Durante décadas, o Brasil apelou à criação de um Estado palestiniano nas fronteiras que existiam antes da Guerra Árabe-Israelense de 1967, na qual Israel tomou a Faixa de Gaza, a Cisjordânia e Jerusalém Oriental.
Brasil e Israel sempre tiveram laços tensos?
Na verdade. Na verdade, o Brasil teve um papel na criação de Israel.
O Brasil era o presidente da Assembleia Geral da ONU em novembro de 1947, quando o Plano de Partição da ONU para a Palestina foi apresentado pela primeira vez ao órgão, e desempenhou um papel significativo na adoção do plano. O plano de partição recomendava a criação de um estado judeu na Palestina Obrigatória administrada pelos britânicos.

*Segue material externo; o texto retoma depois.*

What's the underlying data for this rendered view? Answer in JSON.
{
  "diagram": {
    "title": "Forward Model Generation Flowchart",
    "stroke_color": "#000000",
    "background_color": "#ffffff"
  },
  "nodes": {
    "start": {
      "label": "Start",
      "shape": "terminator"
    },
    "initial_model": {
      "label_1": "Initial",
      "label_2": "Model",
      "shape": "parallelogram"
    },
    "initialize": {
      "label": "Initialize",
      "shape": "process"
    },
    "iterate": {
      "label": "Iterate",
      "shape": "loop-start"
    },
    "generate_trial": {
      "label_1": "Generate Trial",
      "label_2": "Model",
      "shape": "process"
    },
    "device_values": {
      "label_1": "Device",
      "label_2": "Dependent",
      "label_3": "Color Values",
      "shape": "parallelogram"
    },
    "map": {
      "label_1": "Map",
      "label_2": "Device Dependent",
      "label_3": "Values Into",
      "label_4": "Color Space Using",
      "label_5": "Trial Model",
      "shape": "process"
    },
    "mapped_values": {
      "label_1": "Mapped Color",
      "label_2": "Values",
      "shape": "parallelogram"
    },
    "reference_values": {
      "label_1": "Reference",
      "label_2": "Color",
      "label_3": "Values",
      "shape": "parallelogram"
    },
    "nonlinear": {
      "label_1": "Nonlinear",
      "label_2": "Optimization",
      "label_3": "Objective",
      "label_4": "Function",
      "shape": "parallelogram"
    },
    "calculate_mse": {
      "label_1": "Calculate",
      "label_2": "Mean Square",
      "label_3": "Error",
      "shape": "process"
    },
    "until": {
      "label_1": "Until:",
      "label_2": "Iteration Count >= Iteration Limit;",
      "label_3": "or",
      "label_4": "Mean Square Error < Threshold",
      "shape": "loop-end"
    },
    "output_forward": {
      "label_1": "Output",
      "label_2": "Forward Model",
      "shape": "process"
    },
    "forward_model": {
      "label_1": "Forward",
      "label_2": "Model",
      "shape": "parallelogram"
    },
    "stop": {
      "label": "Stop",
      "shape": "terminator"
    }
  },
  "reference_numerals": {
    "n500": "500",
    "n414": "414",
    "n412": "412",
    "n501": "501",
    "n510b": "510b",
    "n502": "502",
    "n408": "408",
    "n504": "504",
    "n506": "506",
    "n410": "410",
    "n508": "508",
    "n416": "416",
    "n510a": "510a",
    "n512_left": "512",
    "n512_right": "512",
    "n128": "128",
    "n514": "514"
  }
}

Oswaldo Aranha, ex-ministro das Relações Exteriores do Brasil e chefe da delegação do país na ONU, presidiu a Assembleia Geral e desempenhou um papel vital nas discussões do plano de partição. De acordo com Gerson Menandro Garcia de Freitasex-embaixador do Brasil em Israel, Aranha percebeu no dia da votação inicial que o plano não tinha apoio suficiente, então persuadiu os palestrantes a prolongarem seus discursos e esgotarem o tempo, eventualmente atrasando a votação em dois dias, momento em que , votos suficientes foram garantidos para a criação de Israel. Hoje, Tel Aviv e Beersheba têm ruas com o nome de Aranha, e Jerusalém tem uma praça pública com o nome em homenagem ao diplomata brasileiro.
O Brasil também foi um dos primeiros países a reconhecer formalmente o estado de Israel em 1949.
Mais de 100.000 judeus vivem no Brasil, tornando-o a segunda maior comunidade judaica da América Latina.
As relações entre Brasil e Israel atingiram novos patamares sob o governo do ex-presidente brasileiro Jair Bolsonaro, que proclamou o Brasil como o melhor amigo de Israel. Quando o primeiro-ministro israelita, Benjamin Netanyahu, visitou Bolsonaro quando este era presidente eleito em 2018, o líder israelita recebeu um prémio nacional anteriormente entregue à Rainha Isabel II e ao Presidente dos EUA, Dwight Eisenhower.
Posteriormente, Bolsonaro gerou polêmica ao sinalizar que poderia transferir a embaixada brasileira em Israel de Tel Aviv para Jerusalém, após uma mudança semelhante por parte dos EUA. Em sua viagem a Israel em 2019, Bolsonaro visitou o Muro das Lamentações do Monte do Templo, o local mais sagrado do judaísmo, com Netanyahu. Fica no território ocupado por Israel em Jerusalém e também é conhecido como o complexo da Mesquita Al-Aqsa, o terceiro local mais sagrado do Islã. Durante essa viagem, Bolsonaro optou por anunciar uma missão comercial não diplomática na cidade, em vez de uma embaixada completa.
Que outras quedas ocorreram nas relações?
A crise atual não é a primeira vez que Brasil e Israel veem suas relações decair.
Em 2014, o Brasil – então sob o comando da protegida de Lula, a Presidente Dilma Roussef – criticou a violência de Israel contra os palestinos e chamou de volta o seu embaixador para conversações diplomáticas. O porta-voz do Ministério das Relações Exteriores de Israel respondeu descrevendo o Brasil como um “anão diplomático”, aumentando ainda mais as tensões.
Isso não foi tudo. O porta-voz zombou do Brasil pela embaraçosa goleada por 7 a 1 nas mãos – ou melhor, nos pés – da Alemanha nas semifinais da Copa do Mundo de 2014, que o Brasil sediava. O ataque de Israel a Gaza naquele ano, disse ele, foi “proporcional”. O que foi “desproporcional”, disse ele, foi a pontuação da semifinal.
O Brasil, ao lado de outros 28 países, votou a favor de uma investigação do Conselho de Direitos Humanos da ONU sobre alegações de violações dos direitos humanos por parte de Israel naquela ofensiva. Estima-se que 2.000 civis foram mortos naquela guerra.
Em Novembro do ano passado, Israel irritou as autoridades brasileiras quando a sua agência de inteligência estrangeira, a Mossad, disse publicamente que ajudou Brasília a desmantelar uma rede do Hezbollah que planeava ataques no país sul-americano. O Mossad relacionou os ataques planejados à guerra em curso em Gaza, sugerindo que as vidas dos judeus no Brasil estavam sob ameaça.
O Ministro da Justiça brasileiro, Flavio Dino, não negou a assistência, mas respondeu em uma aparente repreensão de que “o Brasil é um país soberano” e “nenhuma ordem de força estrangeira em torno da Polícia Federal brasileira”.